- 1304 Okunma
- 3 Yorum
- 1 Beğeni
ŞİZOFRENİN GEÇMİŞ ZAMAN KİPİNDEKİ AŞKI
Çarşıdan sizin eve giden bir yol çizdirdi kalbim,
Beynimin köhne hücrelerine,
Ben her gece milyonlarca kilometre yürüyüp sana gelirdim.
Milyonlarca kez ölürdüm yollarında,
Vakit bulmazdım yasımı tutmaya,
Tutabilir misin yasımın bir köşesinden.
Özallı günler çoktan başlamıştı, devrimci işçiler hala heybeden çadır nöbetindeydiler. Heybeden dediğime bakma onlar bağırınca herkes kulağını tıkardı. Onlar uyuyunca herkes onları konuşurdu, hükümet paşa böyle buyururdu. Böyle giderdi her şey, yollar böyle giderdi. sonra Aşklar yeşil fular takardı boynuna, kahvelerde mızıka çalınırdı o zamanlar, aşaması doğmamıştı hiçbir şeyin, gözlerini kapatınca çiziyordu herkes en güzel hayalini beyninin duvarına, ben kağıttan bir gemi çizmiştim. Bide büyük bir okyanus, oradan yüzdürecektim gemimi ve sana gelmeyi düşlüyordum oysa… devletin TRT’si kesiyordu ucuz bir deterjan reklamıyla yolumu, sonra deniz altı mayınları icat edilmişti. Her biri gemimin altına denk, her biri milyon kere denk ve ben sana gelmek için her defasında milyon kere ölmeye yemin içerdim. Sonra yasımı tutmaya vaktim olmazdı, yasımı yevmiyesiyle Çukur ovanın pamuk işçilerine tuttururdum, onlarında yükü ağırdı bilirdim, çuvalın ağırlığını, kaç kilo basardı pamuk ve pamuk taşırken tahta banklarda uykuya kalırdı çocuklar. Yükü bin milyon basardı, küçükken büyürdü elleri, elleri kocamandı. hele de birbirlerine ayda bir yevmiye harçlığıyla denk getirdikleri çikolataları uzatınca, sonra çocukluğunu unuturdu çapayı tutunca, çocukluk işte değil mi, fizik meşhur basardı o zaman okulların ders kitaplarında, hocası da ayrı bir fiyaka olurdu, herkes yer çekiminden bahsederdi, aklıma takılmıştı oysa gök itimi, bide ant içme kuyrukları vardı, hükümet paşa çocuklarını dikerdi bütün cumhuriyet okullarının önüne sabahın yedisi, ne mutlu diye başlardı, mutsuzluk iliklerine kadar inerdi o an, okuldaki sıraya sevdiği kızın baş harflerini yazmak en iyi modasıydı zamanın, hele de önünde oturuyorsa kız, hoca denklemden bahsederken herkesin beyninde bir aşk biterdi, çözümsüz bir denklem olurdu her şey ve herkes bir çift mavi göze düşerdi. İşte tam o zamandı. Yılın pek vehameti olmaz ama takvim yaprağı kasımın on birini sayıklıyordu, sönük bir sigara gibi, her şey sönmüştü, sen yanıyordun, ben yanıyordum, kimliğimi soyuyordum sonra, giden bütün yollara sizin eve giden sizin sokağa giden, yani sana gelen yolları seçiyordum, bizim eve giderken oradan, markete giderken oradan, okula giderken oradan, nereye giderken oradan giderdim, parkesi öyle bir beynime işlerdi ki, herkes bir şey çizerken beyninde ben bir yol çizip sana gelirdim.
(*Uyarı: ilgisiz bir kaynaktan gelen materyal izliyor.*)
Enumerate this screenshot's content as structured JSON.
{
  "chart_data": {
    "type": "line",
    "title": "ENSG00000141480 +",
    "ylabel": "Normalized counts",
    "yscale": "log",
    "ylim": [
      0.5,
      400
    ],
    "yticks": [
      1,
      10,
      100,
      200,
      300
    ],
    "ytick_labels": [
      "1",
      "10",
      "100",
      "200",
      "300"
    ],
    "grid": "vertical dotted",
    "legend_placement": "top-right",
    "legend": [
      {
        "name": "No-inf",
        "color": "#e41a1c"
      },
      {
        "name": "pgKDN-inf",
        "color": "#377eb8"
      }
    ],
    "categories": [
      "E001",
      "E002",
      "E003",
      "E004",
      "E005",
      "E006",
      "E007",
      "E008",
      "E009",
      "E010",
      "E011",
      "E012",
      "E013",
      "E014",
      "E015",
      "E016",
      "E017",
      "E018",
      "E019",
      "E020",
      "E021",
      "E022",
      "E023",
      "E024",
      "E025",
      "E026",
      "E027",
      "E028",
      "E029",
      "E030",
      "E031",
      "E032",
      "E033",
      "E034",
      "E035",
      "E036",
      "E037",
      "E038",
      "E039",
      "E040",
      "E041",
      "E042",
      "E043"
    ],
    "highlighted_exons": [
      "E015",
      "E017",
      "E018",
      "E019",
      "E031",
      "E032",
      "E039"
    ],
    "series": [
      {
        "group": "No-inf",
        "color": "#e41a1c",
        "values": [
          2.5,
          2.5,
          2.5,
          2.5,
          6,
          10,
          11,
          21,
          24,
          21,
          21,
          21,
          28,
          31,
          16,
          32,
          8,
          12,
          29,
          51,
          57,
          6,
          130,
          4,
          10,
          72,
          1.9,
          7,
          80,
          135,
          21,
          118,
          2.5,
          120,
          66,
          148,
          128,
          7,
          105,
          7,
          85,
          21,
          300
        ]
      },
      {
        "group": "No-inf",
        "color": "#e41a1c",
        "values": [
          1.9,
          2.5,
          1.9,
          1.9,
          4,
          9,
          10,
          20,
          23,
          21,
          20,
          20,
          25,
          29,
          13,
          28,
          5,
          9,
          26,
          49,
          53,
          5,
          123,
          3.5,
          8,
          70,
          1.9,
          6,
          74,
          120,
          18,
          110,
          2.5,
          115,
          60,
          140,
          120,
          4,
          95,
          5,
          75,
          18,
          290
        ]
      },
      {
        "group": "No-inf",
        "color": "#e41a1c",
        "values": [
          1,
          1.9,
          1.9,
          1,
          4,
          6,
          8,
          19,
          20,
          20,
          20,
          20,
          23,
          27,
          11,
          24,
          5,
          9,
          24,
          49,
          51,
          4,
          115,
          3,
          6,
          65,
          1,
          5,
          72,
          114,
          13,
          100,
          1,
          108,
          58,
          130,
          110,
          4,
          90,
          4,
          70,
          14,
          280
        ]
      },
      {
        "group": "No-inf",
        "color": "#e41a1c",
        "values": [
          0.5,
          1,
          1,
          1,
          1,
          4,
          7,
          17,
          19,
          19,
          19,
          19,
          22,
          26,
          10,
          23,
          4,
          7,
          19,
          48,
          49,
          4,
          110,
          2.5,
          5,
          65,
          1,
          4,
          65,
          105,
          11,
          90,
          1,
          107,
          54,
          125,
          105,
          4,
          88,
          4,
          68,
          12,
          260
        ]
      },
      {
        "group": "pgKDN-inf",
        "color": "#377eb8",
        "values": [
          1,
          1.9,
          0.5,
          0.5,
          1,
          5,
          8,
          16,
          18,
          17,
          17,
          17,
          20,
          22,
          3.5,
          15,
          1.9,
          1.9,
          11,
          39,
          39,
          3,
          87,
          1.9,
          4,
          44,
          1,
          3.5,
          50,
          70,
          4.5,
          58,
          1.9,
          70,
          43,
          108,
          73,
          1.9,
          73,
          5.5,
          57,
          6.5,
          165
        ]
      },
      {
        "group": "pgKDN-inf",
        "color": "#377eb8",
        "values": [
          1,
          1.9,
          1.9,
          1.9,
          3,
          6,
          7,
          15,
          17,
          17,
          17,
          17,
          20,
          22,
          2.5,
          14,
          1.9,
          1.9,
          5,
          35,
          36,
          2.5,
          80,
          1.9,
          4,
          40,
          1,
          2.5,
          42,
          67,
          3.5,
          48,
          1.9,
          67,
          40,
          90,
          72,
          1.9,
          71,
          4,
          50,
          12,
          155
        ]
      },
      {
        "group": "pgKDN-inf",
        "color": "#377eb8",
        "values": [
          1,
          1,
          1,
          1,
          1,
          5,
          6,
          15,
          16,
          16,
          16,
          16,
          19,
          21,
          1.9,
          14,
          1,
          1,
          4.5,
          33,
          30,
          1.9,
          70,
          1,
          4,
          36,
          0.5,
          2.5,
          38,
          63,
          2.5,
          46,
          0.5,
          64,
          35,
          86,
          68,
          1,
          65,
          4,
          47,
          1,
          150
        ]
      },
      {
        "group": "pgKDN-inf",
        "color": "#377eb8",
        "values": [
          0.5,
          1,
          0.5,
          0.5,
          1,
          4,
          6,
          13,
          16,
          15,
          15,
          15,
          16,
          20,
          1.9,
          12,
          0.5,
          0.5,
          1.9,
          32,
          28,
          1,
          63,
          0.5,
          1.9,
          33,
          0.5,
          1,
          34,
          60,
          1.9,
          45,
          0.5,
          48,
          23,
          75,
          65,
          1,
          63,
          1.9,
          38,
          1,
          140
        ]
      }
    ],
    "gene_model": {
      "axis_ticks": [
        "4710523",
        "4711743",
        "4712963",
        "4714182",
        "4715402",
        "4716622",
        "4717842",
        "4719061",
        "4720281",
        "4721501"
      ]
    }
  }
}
Bedenimin kendini keşfetme güdüsü yeni doğmuştu. İlk başta kiralık bir haz gibiydi, sanki. ben ev sahibiydim, sen kiracı, evi alırdın, birkaç gün oturur yüreğime giderdin, bir erkeğin seks gündesi değildi bu ama sanki beni hem aşka hem de ayrılığa hazırlıyordun, çizgisiz kağıtta düz yürümeyi öğreniyordum seninle, her bir satırı mistik bir şekilde geçiyordum, sırat tedbiri gibi, ayağım kaysa düşeceğim sanki yerlere, en uç noktasında bir levha görüyordum, sizin evi gösteriyordu, kalkıp sana geliyordu ruhum, bedenimi kapıdaki askıya asarak, tensel değil ruhsal bir buluşmaydı, sayfadaki noktalama işaretleri, dedikodumuzu yapardı kahve köşelerinde, biz umursamazdık.